* Italy referendum gets Italians to votes today on proposed changes to their constitution
* Changes proposed by government and spearheaded by PM Matteo Renzi
* Referendum also proposes changes in parliamentary system and centralisation of power across the country
* Critics worry reforms will give government too much power over parliament
* If referendum fails, populist, anti-establishment Five Star Movement may gain more power
Citizens of Italy vote today (Sunday) on proposed changes to their constitution, in a referendum whose outcome will have local, regional and global impact.
The reforms to the constitution, which has been in place since 1948, are proposed by the government and spearheaded by Prime Minister Matteo Renzi.
The government is laying out the referendum as it failed to gain two-thirds of parliamentary votes required to change the constitution.
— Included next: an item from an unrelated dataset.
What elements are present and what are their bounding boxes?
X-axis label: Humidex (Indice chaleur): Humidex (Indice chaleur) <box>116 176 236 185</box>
The referendum also proposes changes in the parliamentary system and the centralisation of power across the country.
However, critics of the referendum worry that reform will grant the government too much power over parliament, an imbalance that could threaten democracy in the country.
But here is why those residing in the MENA region should care about the outcome of this referendum, taking place in Italy.
This referendum has been compared to Brexit, the UK’s vote to leave the European Union, which was held earlier this year. While no outcome of Italy’s referendum will lead to the country leaving the Eurozone, it will have an impact on the local markets that will echo around the Eurozone and the globe.
If the reforms are approved, the international community “would also be relieved by the fact that the third-largest economy in Eurozone and among the ones with the largest public debts in the world – would be managed by a steady hand,” Matteo Garavoglia wrote for Brookings Brief.
Conversely, if the referendum fails, “Italy could become yet another source of disability in Europe,” Garavoglia added.
Hence the referendum is also seen as a test of popularity for Prime Minister Renzi, who promised the he will resign if the referendum fails. The Pro-EU Prime Minister is seen by international markets as an official looking to modernise Italy and save its banks, the weakest in Europe.
If the referendum fails and Renzi does step down, observers and analysts speculate that this would open up the way for the populist, anti-establishment Five Star Movement to become stronger and form a government.
The movement, which began in 2009, is led by former stand-up comedian Beppe Grillo. In the 2013 elections, it became the second most voted-for party despite having no history in national governance and service.
This comes as populist movements gain strength across Europe and the Westerns world, evidenced by the unexpected win of Donald Trump in the US presidential race, the appointment of Theresa May as UK’s PM after Brexit and the headlines made by France’s Marine Le Pen.